Спрашиваешь, зачем он потом к отцу приходил? Это теперь весь квартал знает: просил, чтобы Хуану домой отослали, не может он, дескать, смотреть, что она в его доме вытворяет, и не смотреть не может, такой вот рай для обиженных, с окошечком, семпре ла солита сториа, теперь и ты знаешь, Елена, посмотри-ка, дождь кончился, самое время искупаться, андиамо, белецца! суль трамонто делла вита.
Про дух противоречия
Вот ты над именем Леандро посмеиваешься, говоришь, отдает Декамероном? А как бы тебе имя Горацио понравилось? Горацио, по прозвищу Да.
Так его еще со школы прозвали, дружка моего, оттого, что слово нет он никому сказать не мог. Никогда не мог, капити?
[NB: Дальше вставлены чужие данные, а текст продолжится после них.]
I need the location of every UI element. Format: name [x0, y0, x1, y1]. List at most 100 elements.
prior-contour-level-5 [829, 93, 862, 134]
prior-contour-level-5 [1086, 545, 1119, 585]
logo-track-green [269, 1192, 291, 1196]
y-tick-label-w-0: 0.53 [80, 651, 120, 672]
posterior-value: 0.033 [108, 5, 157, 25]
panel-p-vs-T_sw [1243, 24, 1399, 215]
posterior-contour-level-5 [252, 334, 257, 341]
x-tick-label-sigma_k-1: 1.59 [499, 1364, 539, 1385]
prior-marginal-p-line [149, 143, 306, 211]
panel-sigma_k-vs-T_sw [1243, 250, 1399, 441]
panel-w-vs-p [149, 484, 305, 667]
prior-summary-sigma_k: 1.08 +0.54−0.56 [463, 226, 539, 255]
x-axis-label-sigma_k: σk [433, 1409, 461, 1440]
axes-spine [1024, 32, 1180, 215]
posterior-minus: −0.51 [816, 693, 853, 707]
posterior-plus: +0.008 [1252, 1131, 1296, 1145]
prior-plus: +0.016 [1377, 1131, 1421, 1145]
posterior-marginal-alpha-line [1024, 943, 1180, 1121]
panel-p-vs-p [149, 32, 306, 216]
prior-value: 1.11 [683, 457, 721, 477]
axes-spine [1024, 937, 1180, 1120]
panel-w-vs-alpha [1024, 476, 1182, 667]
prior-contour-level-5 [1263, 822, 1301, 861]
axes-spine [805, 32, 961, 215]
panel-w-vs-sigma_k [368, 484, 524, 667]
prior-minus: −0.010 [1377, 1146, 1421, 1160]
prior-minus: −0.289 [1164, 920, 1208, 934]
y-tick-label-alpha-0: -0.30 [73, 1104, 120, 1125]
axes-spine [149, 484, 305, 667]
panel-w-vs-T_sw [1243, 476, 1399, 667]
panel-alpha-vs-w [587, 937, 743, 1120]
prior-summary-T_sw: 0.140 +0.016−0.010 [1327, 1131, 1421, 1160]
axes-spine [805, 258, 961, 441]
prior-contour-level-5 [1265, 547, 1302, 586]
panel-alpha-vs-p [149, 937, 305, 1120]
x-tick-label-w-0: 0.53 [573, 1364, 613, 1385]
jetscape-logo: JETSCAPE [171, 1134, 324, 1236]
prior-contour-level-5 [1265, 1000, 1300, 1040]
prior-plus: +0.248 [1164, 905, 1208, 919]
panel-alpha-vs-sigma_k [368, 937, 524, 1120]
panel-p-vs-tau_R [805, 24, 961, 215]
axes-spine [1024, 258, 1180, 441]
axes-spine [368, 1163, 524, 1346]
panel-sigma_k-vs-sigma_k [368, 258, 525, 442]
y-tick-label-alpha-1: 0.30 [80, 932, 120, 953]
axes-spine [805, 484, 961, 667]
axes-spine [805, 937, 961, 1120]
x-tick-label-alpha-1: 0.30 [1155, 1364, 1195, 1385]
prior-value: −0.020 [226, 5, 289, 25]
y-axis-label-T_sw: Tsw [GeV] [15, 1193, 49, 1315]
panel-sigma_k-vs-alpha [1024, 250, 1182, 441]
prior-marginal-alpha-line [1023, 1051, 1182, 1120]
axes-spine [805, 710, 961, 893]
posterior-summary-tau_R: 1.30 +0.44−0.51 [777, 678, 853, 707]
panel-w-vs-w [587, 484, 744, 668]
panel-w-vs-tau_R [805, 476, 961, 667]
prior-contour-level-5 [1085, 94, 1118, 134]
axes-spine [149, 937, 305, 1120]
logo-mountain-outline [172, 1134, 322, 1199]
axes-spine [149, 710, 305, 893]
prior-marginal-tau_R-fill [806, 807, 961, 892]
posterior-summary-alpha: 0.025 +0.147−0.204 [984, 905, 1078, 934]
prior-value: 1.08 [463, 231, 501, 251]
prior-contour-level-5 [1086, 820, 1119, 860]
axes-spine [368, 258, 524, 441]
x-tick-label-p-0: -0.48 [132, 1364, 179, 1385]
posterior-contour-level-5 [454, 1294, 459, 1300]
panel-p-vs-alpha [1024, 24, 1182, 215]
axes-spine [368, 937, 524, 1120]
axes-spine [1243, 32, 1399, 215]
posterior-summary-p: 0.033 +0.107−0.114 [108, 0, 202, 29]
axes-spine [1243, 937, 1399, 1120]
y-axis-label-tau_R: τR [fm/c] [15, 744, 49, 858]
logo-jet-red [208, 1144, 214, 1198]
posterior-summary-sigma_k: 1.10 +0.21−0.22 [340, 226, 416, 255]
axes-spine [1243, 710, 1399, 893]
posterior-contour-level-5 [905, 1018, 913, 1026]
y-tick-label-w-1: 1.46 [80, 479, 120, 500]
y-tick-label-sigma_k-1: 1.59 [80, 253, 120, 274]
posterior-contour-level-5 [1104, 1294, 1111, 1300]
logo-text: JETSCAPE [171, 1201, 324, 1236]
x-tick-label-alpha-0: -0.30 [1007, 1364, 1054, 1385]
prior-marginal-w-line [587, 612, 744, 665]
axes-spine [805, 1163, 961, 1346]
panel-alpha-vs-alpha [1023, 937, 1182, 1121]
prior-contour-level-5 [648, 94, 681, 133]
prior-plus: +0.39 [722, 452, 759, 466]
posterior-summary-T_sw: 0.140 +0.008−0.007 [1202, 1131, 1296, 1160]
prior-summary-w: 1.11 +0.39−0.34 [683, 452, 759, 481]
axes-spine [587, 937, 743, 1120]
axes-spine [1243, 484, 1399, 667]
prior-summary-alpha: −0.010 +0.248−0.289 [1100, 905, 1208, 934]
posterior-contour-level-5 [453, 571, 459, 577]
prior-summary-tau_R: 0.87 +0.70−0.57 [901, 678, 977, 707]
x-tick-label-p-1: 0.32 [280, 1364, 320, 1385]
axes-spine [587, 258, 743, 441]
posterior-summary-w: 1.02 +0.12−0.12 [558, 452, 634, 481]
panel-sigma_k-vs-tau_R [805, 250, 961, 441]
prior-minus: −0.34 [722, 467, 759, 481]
Такой вот рагаццо эластико.
Работал он на складе у купца Ченти, счетоводом, рыбу принимал у рыбаков, всего и дел-то — записывать цифры в столбик, а рыбаки эти, что же? тряхнут, бывало, у него перед носом скользкой связкой дорадьих хвостов, чешуйками блеснут жалобно, на жизнь поплачутся, наш Горацио и спекся, бене, говорит, амичи, и пишет, что просят.
А хватится хозяин — недостача, тут уж доброму Горацио из своего кармана платить приходится, очень это жену его, Филомену, расстраивало. И это бы еще ничего, только ведь он и жене отказать не умел: повернется к нему ночью томная Филомена, он и старается, пыхтит, бедолага, хотя ни любви, ни огня в нем на мизинец нету, одна усталость плитой на ключицах. А Филомене любви и огня хочется, чтобы все, как у людей, а не от безотказности. Вот и пошла синьора к колдуну, накопила сорок тысяч лир и пошла. Женщина она была недалекая, корпулента э пиньола, Ганса Касторпа аптечной фирмой считала, а смуглую леди сонетов — рекламой загарного крема, чего уж там, такие и в колдунов верят, феномено нормале.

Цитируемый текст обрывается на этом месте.